A resistência à mudança entre os colaboradores e mesmo entre os altos executivos é parte da realidade.
 
Assim, fazer com que as pessoas entendam os motivos, a relevância, o porquê da transformação (e se sintam parte relevante da mesma) passa a ser prioridade.  A transformação funciona quando se torna tanto aspiracional quanto inspiracional para todos. Isto se traduz em uma narrativa que precisa ser única e difundida por toda a organização. 
  
Estudos mostram que transformações têm impressionantes 3,8 vezes mais chances de ser bem-sucedidas quando o CEO e os líderes conseguem propagar por toda a empresa uma narrativa de mudança convincente e atraente.
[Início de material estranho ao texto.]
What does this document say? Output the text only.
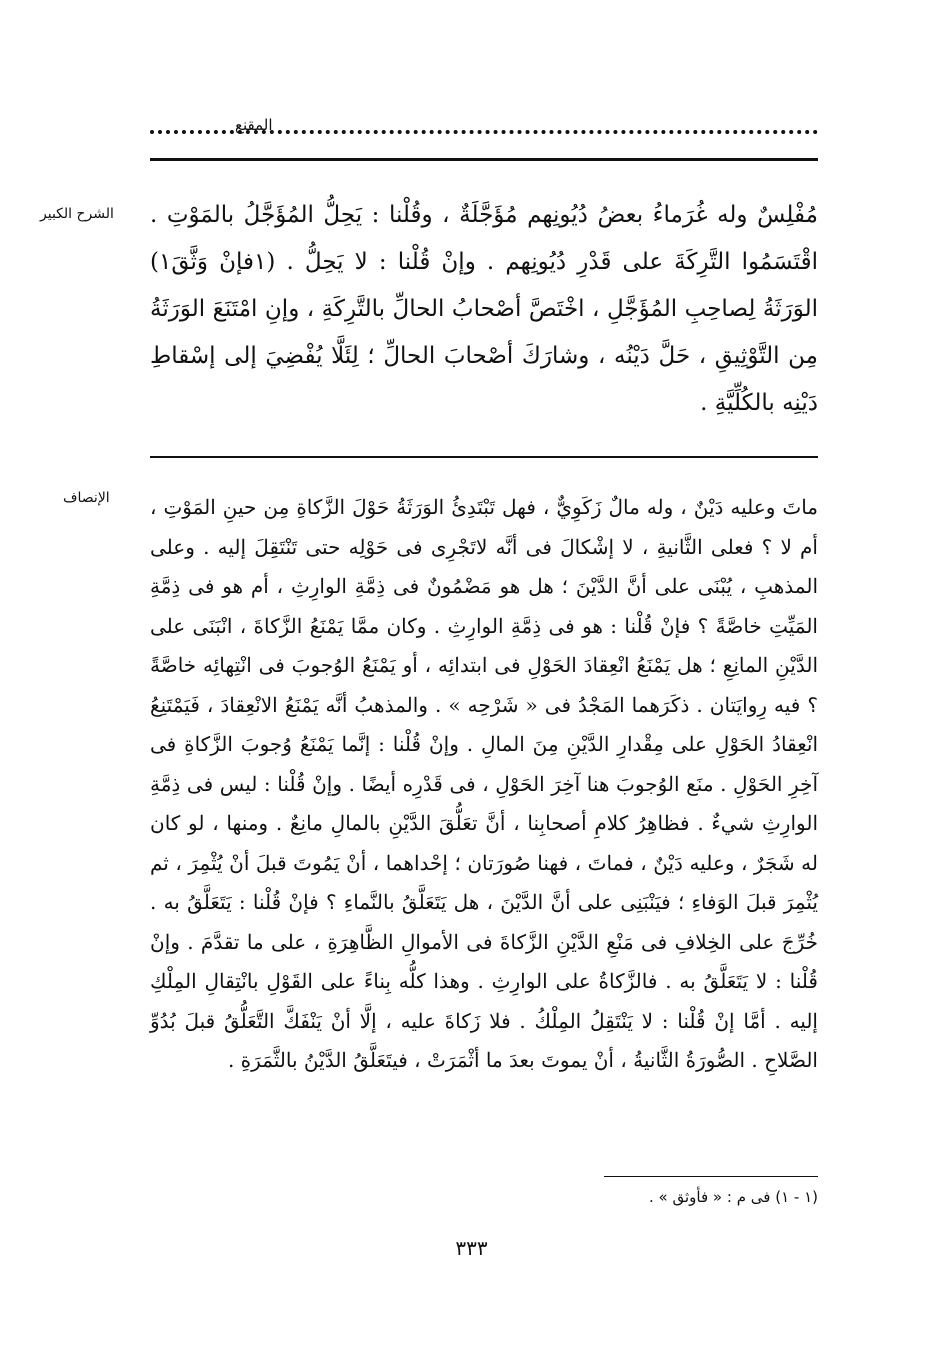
المقنع
الشرح الكبير مُفْلِسٌ وله غُرَماءُ بعضُ دُيُونِهم مُؤَجَّلَةٌ ، وقُلْنا : يَحِلُّ المُؤَجَّلُ بالمَوْتِ . اقْتَسَمُوا التَّرِكَةَ على قَدْرِ دُيُونِهم . وإنْ قُلْنا : لا يَحِلُّ . (١فإنْ وَثَّقَ١) الوَرَثَةُ لِصاحِبِ المُؤَجَّلِ ، اخْتَصَّ أصْحابُ الحالِّ بالتَّرِكَةِ ، وإنِ امْتَنَعَ الوَرَثَةُ مِن التَّوْثِيقِ ، حَلَّ دَيْنُه ، وشارَكَ أصْحابَ الحالِّ ؛ لِئَلَّا يُفْضِيَ إلى إسْقاطِ دَيْنِه بالكُلِّيَّةِ .

الإنصاف ماتَ وعليه دَيْنٌ ، وله مالٌ زَكَوِيٌّ ، فهل تَبْتَدِئُ الوَرَثَةُ حَوْلَ الزَّكاةِ مِن حينِ المَوْتِ ، أم لا ؟ فعلى الثَّانيةِ ، لا إشْكالَ فى أنَّه لاتَجْرِى فى حَوْلِه حتى تَنْتَقِلَ إليه . وعلى المذهبِ ، يُبْنَى على أنَّ الدَّيْنَ ؛ هل هو مَضْمُونٌ فى ذِمَّةِ الوارِثِ ، أم هو فى ذِمَّةِ المَيِّتِ خاصَّةً ؟ فإنْ قُلْنا : هو فى ذِمَّةِ الوارِثِ . وكان ممَّا يَمْنَعُ الزَّكاةَ ، انْبَنَى على الدَّيْنِ المانِعِ ؛ هل يَمْنَعُ انْعِقادَ الحَوْلِ فى ابتدائِه ، أو يَمْنَعُ الوُجوبَ فى انْتِهائِه خاصَّةً ؟ فيه رِوايَتان . ذكَرَهما المَجْدُ فى « شَرْحِه » . والمذهبُ أنَّه يَمْنَعُ الانْعِقادَ ، فَيَمْتَنِعُ انْعِقادُ الحَوْلِ على مِقْدارِ الدَّيْنِ مِنَ المالِ . وإنْ قُلْنا : إنَّما يَمْنَعُ وُجوبَ الزَّكاةِ فى آخِرِ الحَوْلِ . منَع الوُجوبَ هنا آخِرَ الحَوْلِ ، فى قَدْرِه أيضًا . وإنْ قُلْنا : ليس فى ذِمَّةِ الوارِثِ شيءٌ . فظاهِرُ كلامِ أصحابِنا ، أنَّ تعَلُّقَ الدَّيْنِ بالمالِ مانِعٌ . ومنها ، لو كان له شَجَرٌ ، وعليه دَيْنٌ ، فماتَ ، فهنا صُورَتان ؛ إحْداهما ، أنْ يَمُوتَ قبلَ أنْ يُثْمِرَ ، ثم يُثْمِرَ قبلَ الوَفاءِ ؛ فيَنْبَنِى على أنَّ الدَّيْنَ ، هل يَتَعَلَّقُ بالنَّماءِ ؟ فإنْ قُلْنا : يَتَعَلَّقُ به . خُرِّجَ على الخِلافِ فى مَنْعِ الدَّيْنِ الزَّكاةَ فى الأموالِ الظَّاهِرَةِ ، على ما تقدَّمَ . وإنْ قُلْنا : لا يَتَعَلَّقُ به . فالزَّكاةُ على الوارِثِ . وهذا كلُّه بِناءً على القَوْلِ بانْتِقالِ المِلْكِ إليه . أمَّا إنْ قُلْنا : لا يَنْتَقِلُ المِلْكُ . فلا زَكاةَ عليه ، إلَّا أنْ يَنْفَكَّ التَّعَلُّقُ قبلَ بُدُوِّ الصَّلاحِ . الصُّورَةُ الثَّانيةُ ، أنْ يموتَ بعدَ ما أثْمَرَتْ ، فيتَعَلَّقُ الدَّيْنُ بالثَّمَرَةِ .

(١ - ١) فى م : « فأوثق » .
٣٣٣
Trata-se do “yes, we can” corporativo.
 
Outras dimensões são fundamentais e complementares a uma boa estória de mudança, como ter os processos e estruturas para sustentar a transformação, garantir as habilidades e conhecimentos internos e, é claro, uma liderança que sirva de exemplo positivo. As iniciativas para melhorar a saúde organizacional devem andar de mãos dadas com as iniciativas que geram resultados financeiros. Mais do que aumentar significativamente as chances de sucesso de uma transformação, uma boa saúde organizacional tem uma correlação direta com retorno superior aos acionistas em qualquer ocasião.
 
O “segredo” das transformações bem-sucedidas, portanto, é na verdade bastante intuitivo: o ‘como’ de uma transformação é tão importante quanto ‘o que’ será feito.
 
Neste contexto, o papel dos lideres é fundamental. Eles devem a alavancar todo o potencial reprimido que seus colaboradores talvez nem saibam possuir. Devem agir menos como “salvadores da pátria” e mais como “regentes de orquestra”. Os maestros, no dia da apresentação, ficam em um plano mais baixo, de costas para a plateia, valorizando a orquestra que está de frente e em um plano mais elevado. São eles os que devem ser vistos e ouvidos.
  
Como executivo, conselheiro, investidor ou consultor, conheci diversos casos de transformações em que se trabalhou de forma equilibrada a busca da melhoria na performance financeira e em paralelo o foco na saúde organizacional. Os resultados são espetaculares para todos.
 
Rami Goldfajn é sócio da McKinsey e líder da prática de Transformações – RTS (Reset, Transform, Sustain) no Brasil.